NZ projects, subject to a points-based local content test, will continue to be eligible for up to 40% but this rebate has been extended to television and to productions with larger budgets. Under a two-tier system, the 40% rebate will be payable as a grant in the case of local film and television productions spending up to $15 million; and as an equity share for those spending US$12.4-41.4m (NZ$15-$50m). The latter group was referred to as the “missing middle” of NZ films in the current environment.
Productions in both tiers will have to meet a points-based content test but larger budget production will also be judged on business as well as cultural factors. The government has said it will also attempt to reduce the burden of complex legal and financial documentation.
The Cabinet memorandum paints the NZ industry as “experiencing a period of difficulty, potentially putting at risk the sector’s development over the last decade”. Increased incentives in other jurisdictions and the high exchange rate got most of the blame but there was a warning about adopting a “race to the bottom” mentality.

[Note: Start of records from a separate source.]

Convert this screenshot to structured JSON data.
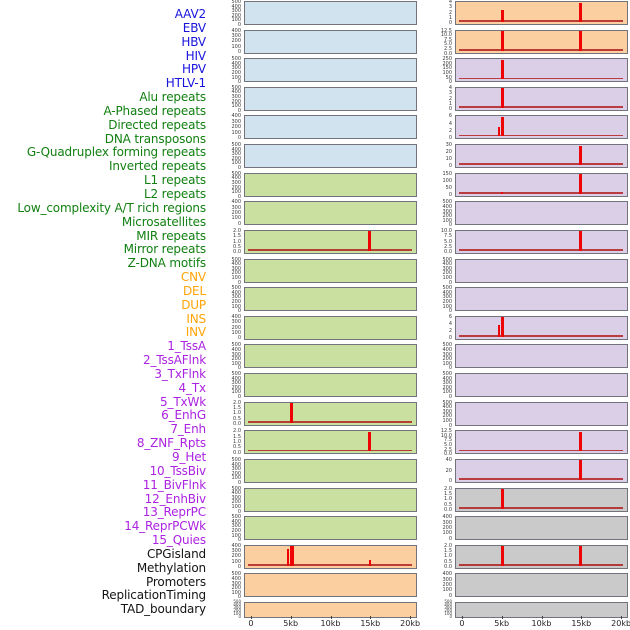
{
  "figure": {
    "colors": {
      "label": {
        "virus": "#1713dd",
        "repeat": "#118011",
        "sv": "#ffa407",
        "chromatin": "#ab22e2",
        "other": "#141414"
      },
      "panel_bg": {
        "virus": "#d0e3ee",
        "repeat": "#c9e0a0",
        "sv": "#fccfa1",
        "chromatin": "#dbcfe7",
        "other": "#cacaca"
      },
      "spike": "#ee0404",
      "baseline": "#b22222",
      "panel_border": "#73737c"
    }
  },
  "track_labels": [
    {
      "text": "AAV2",
      "group": "virus"
    },
    {
      "text": "EBV",
      "group": "virus"
    },
    {
      "text": "HBV",
      "group": "virus"
    },
    {
      "text": "HIV",
      "group": "virus"
    },
    {
      "text": "HPV",
      "group": "virus"
    },
    {
      "text": "HTLV-1",
      "group": "virus"
    },
    {
      "text": "Alu repeats",
      "group": "repeat"
    },
    {
      "text": "A-Phased repeats",
      "group": "repeat"
    },
    {
      "text": "Directed repeats",
      "group": "repeat"
    },
    {
      "text": "DNA transposons",
      "group": "repeat"
    },
    {
      "text": "G-Quadruplex forming repeats",
      "group": "repeat"
    },
    {
      "text": "Inverted repeats",
      "group": "repeat"
    },
    {
      "text": "L1 repeats",
      "group": "repeat"
    },
    {
      "text": "L2 repeats",
      "group": "repeat"
    },
    {
      "text": "Low_complexity A/T rich regions",
      "group": "repeat"
    },
    {
      "text": "Microsatellites",
      "group": "repeat"
    },
    {
      "text": "MIR repeats",
      "group": "repeat"
    },
    {
      "text": "Mirror repeats",
      "group": "repeat"
    },
    {
      "text": "Z-DNA motifs",
      "group": "repeat"
    },
    {
      "text": "CNV",
      "group": "sv"
    },
    {
      "text": "DEL",
      "group": "sv"
    },
    {
      "text": "DUP",
      "group": "sv"
    },
    {
      "text": "INS",
      "group": "sv"
    },
    {
      "text": "INV",
      "group": "sv"
    },
    {
      "text": "1_TssA",
      "group": "chromatin"
    },
    {
      "text": "2_TssAFlnk",
      "group": "chromatin"
    },
    {
      "text": "3_TxFlnk",
      "group": "chromatin"
    },
    {
      "text": "4_Tx",
      "group": "chromatin"
    },
    {
      "text": "5_TxWk",
      "group": "chromatin"
    },
    {
      "text": "6_EnhG",
      "group": "chromatin"
    },
    {
      "text": "7_Enh",
      "group": "chromatin"
    },
    {
      "text": "8_ZNF_Rpts",
      "group": "chromatin"
    },
    {
      "text": "9_Het",
      "group": "chromatin"
    },
    {
      "text": "10_TssBiv",
      "group": "chromatin"
    },
    {
      "text": "11_BivFlnk",
      "group": "chromatin"
    },
    {
      "text": "12_EnhBiv",
      "group": "chromatin"
    },
    {
      "text": "13_ReprPC",
      "group": "chromatin"
    },
    {
      "text": "14_ReprPCWk",
      "group": "chromatin"
    },
    {
      "text": "15_Quies",
      "group": "chromatin"
    },
    {
      "text": "CPGisland",
      "group": "other"
    },
    {
      "text": "Methylation",
      "group": "other"
    },
    {
      "text": "Promoters",
      "group": "other"
    },
    {
      "text": "ReplicationTiming",
      "group": "other"
    },
    {
      "text": "TAD_boundary",
      "group": "other"
    }
  ],
  "chart_data": {
    "type": "line",
    "description": "Density profiles over a 0-20kb window; red spikes mark peaks at 5kb and 15kb; rel_h is peak height relative to panel top",
    "x_axis": {
      "ticks": [
        "0",
        "5kb",
        "10kb",
        "15kb",
        "20kb"
      ],
      "tick_kb": [
        0,
        5,
        10,
        15,
        20
      ],
      "range_kb": [
        0,
        20
      ]
    },
    "columns": [
      {
        "panels": [
          {
            "label": "AAV2",
            "group": "virus",
            "yticks": [
              "500",
              "400",
              "300",
              "200",
              "100",
              "0"
            ],
            "peaks": []
          },
          {
            "label": "EBV",
            "group": "virus",
            "yticks": [
              "400",
              "300",
              "200",
              "100",
              "0"
            ],
            "peaks": []
          },
          {
            "label": "HBV",
            "group": "virus",
            "yticks": [
              "500",
              "400",
              "300",
              "200",
              "100",
              "0"
            ],
            "peaks": []
          },
          {
            "label": "HIV",
            "group": "virus",
            "yticks": [
              "500",
              "400",
              "300",
              "200",
              "100",
              "0"
            ],
            "peaks": []
          },
          {
            "label": "HPV",
            "group": "virus",
            "yticks": [
              "400",
              "300",
              "200",
              "100",
              "0"
            ],
            "peaks": []
          },
          {
            "label": "HTLV-1",
            "group": "virus",
            "yticks": [
              "500",
              "400",
              "300",
              "200",
              "100",
              "0"
            ],
            "peaks": []
          },
          {
            "label": "Alu repeats",
            "group": "repeat",
            "yticks": [
              "500",
              "400",
              "300",
              "200",
              "100",
              "0"
            ],
            "peaks": []
          },
          {
            "label": "A-Phased repeats",
            "group": "repeat",
            "yticks": [
              "400",
              "300",
              "200",
              "100",
              "0"
            ],
            "peaks": []
          },
          {
            "label": "Directed repeats",
            "group": "repeat",
            "yticks": [
              "2.0",
              "1.5",
              "1.0",
              "0.5",
              "0.0"
            ],
            "peaks": [
              {
                "x_kb": 15,
                "rel_h": 1.0,
                "w": 3
              }
            ]
          },
          {
            "label": "DNA transposons",
            "group": "repeat",
            "yticks": [
              "500",
              "400",
              "300",
              "200",
              "100",
              "0"
            ],
            "peaks": []
          },
          {
            "label": "G-Quadruplex forming repeats",
            "group": "repeat",
            "yticks": [
              "500",
              "400",
              "300",
              "200",
              "100",
              "0"
            ],
            "peaks": []
          },
          {
            "label": "Inverted repeats",
            "group": "repeat",
            "yticks": [
              "400",
              "300",
              "200",
              "100",
              "0"
            ],
            "peaks": []
          },
          {
            "label": "L1 repeats",
            "group": "repeat",
            "yticks": [
              "500",
              "400",
              "300",
              "200",
              "100",
              "0"
            ],
            "peaks": []
          },
          {
            "label": "L2 repeats",
            "group": "repeat",
            "yticks": [
              "500",
              "400",
              "300",
              "200",
              "100",
              "0"
            ],
            "peaks": []
          },
          {
            "label": "Low_complexity A/T rich regions",
            "group": "repeat",
            "yticks": [
              "2.0",
              "1.5",
              "1.0",
              "0.5",
              "0.0"
            ],
            "peaks": [
              {
                "x_kb": 5,
                "rel_h": 1.0,
                "w": 3
              }
            ]
          },
          {
            "label": "Microsatellites",
            "group": "repeat",
            "yticks": [
              "2.0",
              "1.5",
              "1.0",
              "0.5",
              "0.0"
            ],
            "peaks": [
              {
                "x_kb": 15,
                "rel_h": 1.0,
                "w": 3
              }
            ]
          },
          {
            "label": "MIR repeats",
            "group": "repeat",
            "yticks": [
              "500",
              "400",
              "300",
              "200",
              "100",
              "0"
            ],
            "peaks": []
          },
          {
            "label": "Mirror repeats",
            "group": "repeat",
            "yticks": [
              "500",
              "400",
              "300",
              "200",
              "100",
              "0"
            ],
            "peaks": []
          },
          {
            "label": "Z-DNA motifs",
            "group": "repeat",
            "yticks": [
              "500",
              "400",
              "300",
              "200",
              "100",
              "0"
            ],
            "peaks": []
          },
          {
            "label": "CNV",
            "group": "sv",
            "yticks": [
              "400",
              "300",
              "200",
              "100",
              "0"
            ],
            "peaks": [
              {
                "x_kb": 4.6,
                "rel_h": 0.85,
                "w": 2
              },
              {
                "x_kb": 5.05,
                "rel_h": 1.0,
                "w": 4
              },
              {
                "x_kb": 15,
                "rel_h": 0.28,
                "w": 2
              }
            ]
          },
          {
            "label": "DEL",
            "group": "sv",
            "yticks": [
              "500",
              "400",
              "300",
              "200",
              "100",
              "0"
            ],
            "peaks": []
          },
          {
            "label": "DUP",
            "group": "sv",
            "yticks": [
              "500",
              "400",
              "300",
              "200",
              "100",
              "0"
            ],
            "peaks": []
          }
        ]
      },
      {
        "panels": [
          {
            "label": "INS",
            "group": "sv",
            "yticks": [
              "4",
              "3",
              "2",
              "1",
              "0"
            ],
            "peaks": [
              {
                "x_kb": 5,
                "rel_h": 0.6,
                "w": 3
              },
              {
                "x_kb": 15,
                "rel_h": 1.0,
                "w": 3
              }
            ]
          },
          {
            "label": "INV",
            "group": "sv",
            "yticks": [
              "12.5",
              "10.0",
              "7.5",
              "5.0",
              "2.5",
              "0.0"
            ],
            "peaks": [
              {
                "x_kb": 5,
                "rel_h": 1.0,
                "w": 3
              },
              {
                "x_kb": 15,
                "rel_h": 1.0,
                "w": 3
              }
            ]
          },
          {
            "label": "1_TssA",
            "group": "chromatin",
            "yticks": [
              "250",
              "200",
              "150",
              "100",
              "50",
              "0"
            ],
            "peaks": [
              {
                "x_kb": 5,
                "rel_h": 1.0,
                "w": 3
              }
            ]
          },
          {
            "label": "2_TssAFlnk",
            "group": "chromatin",
            "yticks": [
              "4",
              "3",
              "2",
              "1",
              "0"
            ],
            "peaks": [
              {
                "x_kb": 5,
                "rel_h": 1.0,
                "w": 3
              }
            ]
          },
          {
            "label": "3_TxFlnk",
            "group": "chromatin",
            "yticks": [
              "6",
              "4",
              "2",
              "0"
            ],
            "peaks": [
              {
                "x_kb": 4.6,
                "rel_h": 0.5,
                "w": 2
              },
              {
                "x_kb": 5,
                "rel_h": 1.0,
                "w": 3
              }
            ]
          },
          {
            "label": "4_Tx",
            "group": "chromatin",
            "yticks": [
              "30",
              "20",
              "10",
              "0"
            ],
            "peaks": [
              {
                "x_kb": 15,
                "rel_h": 1.0,
                "w": 3
              }
            ]
          },
          {
            "label": "5_TxWk",
            "group": "chromatin",
            "yticks": [
              "150",
              "100",
              "50",
              "0"
            ],
            "peaks": [
              {
                "x_kb": 5,
                "rel_h": 0.08,
                "w": 2
              },
              {
                "x_kb": 15,
                "rel_h": 1.0,
                "w": 3
              }
            ]
          },
          {
            "label": "6_EnhG",
            "group": "chromatin",
            "yticks": [
              "500",
              "400",
              "300",
              "200",
              "100",
              "0"
            ],
            "peaks": []
          },
          {
            "label": "7_Enh",
            "group": "chromatin",
            "yticks": [
              "10.0",
              "7.5",
              "5.0",
              "2.5",
              "0.0"
            ],
            "peaks": [
              {
                "x_kb": 15,
                "rel_h": 1.0,
                "w": 3
              }
            ]
          },
          {
            "label": "8_ZNF_Rpts",
            "group": "chromatin",
            "yticks": [
              "500",
              "400",
              "300",
              "200",
              "100",
              "0"
            ],
            "peaks": []
          },
          {
            "label": "9_Het",
            "group": "chromatin",
            "yticks": [
              "500",
              "400",
              "300",
              "200",
              "100",
              "0"
            ],
            "peaks": []
          },
          {
            "label": "10_TssBiv",
            "group": "chromatin",
            "yticks": [
              "6",
              "4",
              "2",
              "0"
            ],
            "peaks": [
              {
                "x_kb": 4.6,
                "rel_h": 0.62,
                "w": 2
              },
              {
                "x_kb": 5,
                "rel_h": 1.0,
                "w": 3
              }
            ]
          },
          {
            "label": "11_BivFlnk",
            "group": "chromatin",
            "yticks": [
              "500",
              "400",
              "300",
              "200",
              "100",
              "0"
            ],
            "peaks": []
          },
          {
            "label": "12_EnhBiv",
            "group": "chromatin",
            "yticks": [
              "500",
              "400",
              "300",
              "200",
              "100",
              "0"
            ],
            "peaks": []
          },
          {
            "label": "13_ReprPC",
            "group": "chromatin",
            "yticks": [
              "500",
              "400",
              "300",
              "200",
              "100",
              "0"
            ],
            "peaks": []
          },
          {
            "label": "14_ReprPCWk",
            "group": "chromatin",
            "yticks": [
              "12.5",
              "10.0",
              "7.5",
              "5.0",
              "2.5",
              "0.0"
            ],
            "peaks": [
              {
                "x_kb": 15,
                "rel_h": 1.0,
                "w": 3
              }
            ]
          },
          {
            "label": "15_Quies",
            "group": "chromatin",
            "yticks": [
              "40",
              "20",
              "0"
            ],
            "peaks": [
              {
                "x_kb": 15,
                "rel_h": 1.0,
                "w": 3
              }
            ]
          },
          {
            "label": "CPGisland",
            "group": "other",
            "yticks": [
              "2.0",
              "1.5",
              "1.0",
              "0.5",
              "0.0"
            ],
            "peaks": [
              {
                "x_kb": 5,
                "rel_h": 1.0,
                "w": 3
              }
            ]
          },
          {
            "label": "Methylation",
            "group": "other",
            "yticks": [
              "400",
              "300",
              "200",
              "100",
              "0"
            ],
            "peaks": []
          },
          {
            "label": "Promoters",
            "group": "other",
            "yticks": [
              "2.0",
              "1.5",
              "1.0",
              "0.5",
              "0.0"
            ],
            "peaks": [
              {
                "x_kb": 5,
                "rel_h": 1.0,
                "w": 3
              },
              {
                "x_kb": 15,
                "rel_h": 1.0,
                "w": 3
              }
            ]
          },
          {
            "label": "ReplicationTiming",
            "group": "other",
            "yticks": [
              "400",
              "300",
              "200",
              "100",
              "0"
            ],
            "peaks": []
          },
          {
            "label": "TAD_boundary",
            "group": "other",
            "yticks": [
              "500",
              "400",
              "300",
              "200",
              "100",
              "0"
            ],
            "peaks": []
          }
        ]
      }
    ]
  }
}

Attracting international production has financial, technological and tourist advantages – statistics indicate 8.5% of non-business visitors in the first half of 2013 cited The Hobbit as a factor behind their visit.
The change to the structure and level of government support for both overseas and NZ productions was painted as a way of developing the screen sector so that it is “in the longer term less dependent on taxpayer incentives for its commercial success”.